3D printing has encouraged printable thermoplastic materials development and facilitated their application in functional prototyping, molds and tooling, and final part production. Only a small subset of these materials come from biological sources, making the production and disposal of 3D printed parts just as concerning for consumers and environmentally conscious businesses as in conventional manufacturing. New biopolymers currently in development for conventional manufacturing can provide interesting opportunities for expanding biopolymer use in 3D printing applications.

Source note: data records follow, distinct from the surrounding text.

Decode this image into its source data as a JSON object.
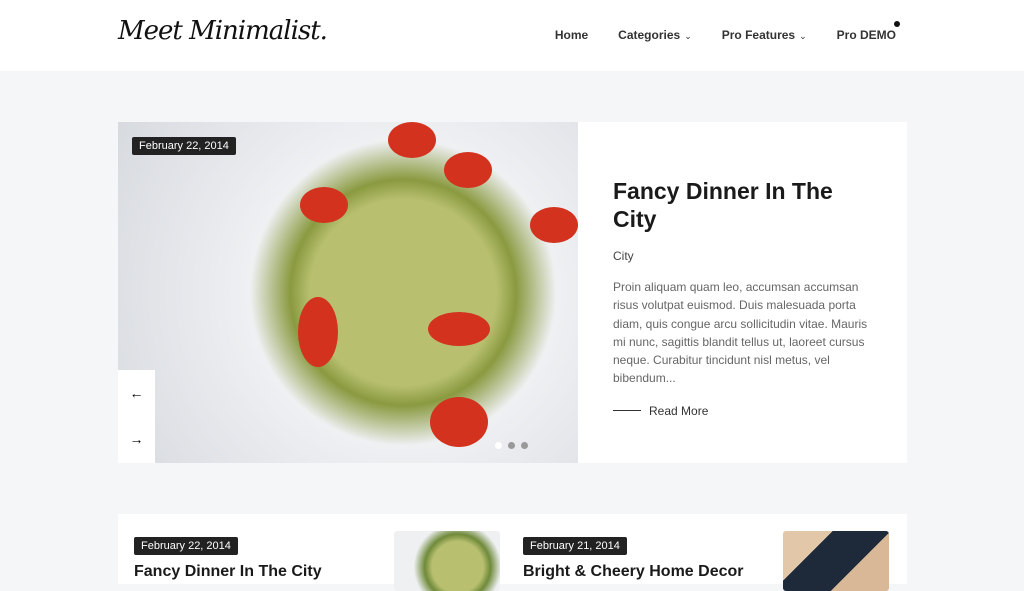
{
  "header": {
    "logo": "Meet Minimalist.",
    "nav": [
      {
        "label": "Home"
      },
      {
        "label": "Categories",
        "dropdown": true
      },
      {
        "label": "Pro Features",
        "dropdown": true
      },
      {
        "label": "Pro DEMO"
      }
    ]
  },
  "slider": {
    "date": "February 22, 2014",
    "title": "Fancy Dinner In The City",
    "category": "City",
    "excerpt": "Proin aliquam quam leo, accumsan accumsan risus volutpat euismod. Duis malesuada porta diam, quis congue arcu sollicitudin vitae. Mauris mi nunc, sagittis blandit tellus ut, laoreet cursus neque. Curabitur tincidunt nisl metus, vel bibendum...",
    "read_more": "Read More",
    "prev_icon": "←",
    "next_icon": "→",
    "slide_count": 3,
    "active_slide": 1
  },
  "posts": [
    {
      "date": "February 22, 2014",
      "title": "Fancy Dinner In The City"
    },
    {
      "date": "February 21, 2014",
      "title": "Bright & Cheery Home Decor"
    }
  ]
}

To determine the current state of bio-based 3D printable materials, available bio-based thermoplastics were cross-examined with currently 3D printable thermoplastics. The figure below shows this landscape as a function of glass transition temperature and a representative mechanical property. The development stage for various bio-based thermoplastics is identified by color, with commercially available 3D printable biopolymers in green, biopolymers that have been successfully printed in a noncommercial setting in yellow, and those still in development for traditional manufacturing in red. Based on thermal and mechanical properties, these polymers are also categorized as commodity, engineering, or performance thermoplastics with increasing circle diameter. Gray-colored materials are standard commodity, engineering, and performance-grade polymers (not biopolymers) for reference.

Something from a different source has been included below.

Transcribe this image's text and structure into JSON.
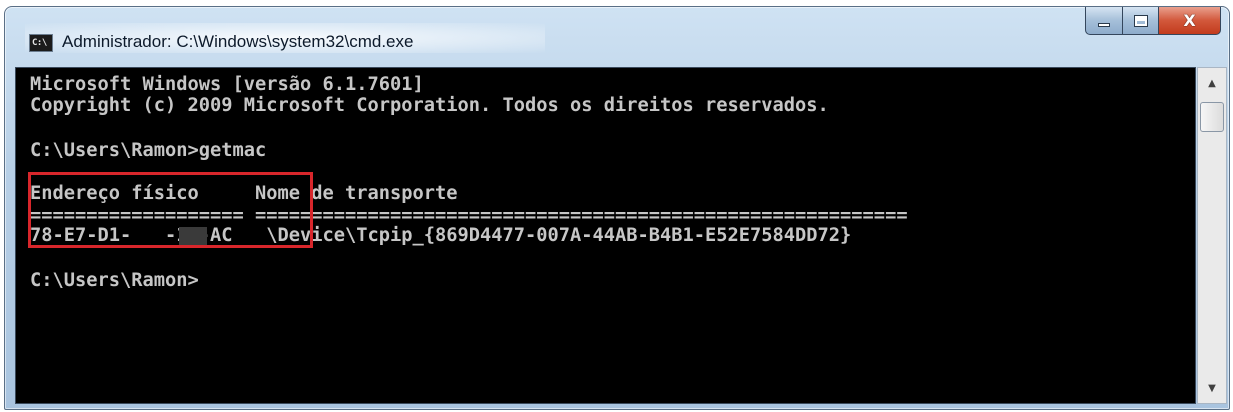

While currently available biopolymers demonstrate reasonable mechanical qualities in terms of both tensile strength and elastic modulus, their stable temperature range is limited and few biopolymers available today have moderately high operating temperatures. Developing bioplastics with enhanced thermal stability would greatly broaden the applications in which 3D printed bioplastics can be used, such as customizable consumer goods and automotive interior parts, and could lead to market growth for these materials.
For applications in which mechanical performance is important, polyethylene furanoate (PEF) shows the most promise for its chemical similarity to the commonly printed polyethylene terephthalate (PET) and its enhanced thermal and mechanical properties over current biopolymers. For applications in which temperature stability is the key metric, Mitsubishi Chemical Company’s Durabio polycarbonate (PC) stands out as a suitable starting point among bio-based engineering thermoplastics.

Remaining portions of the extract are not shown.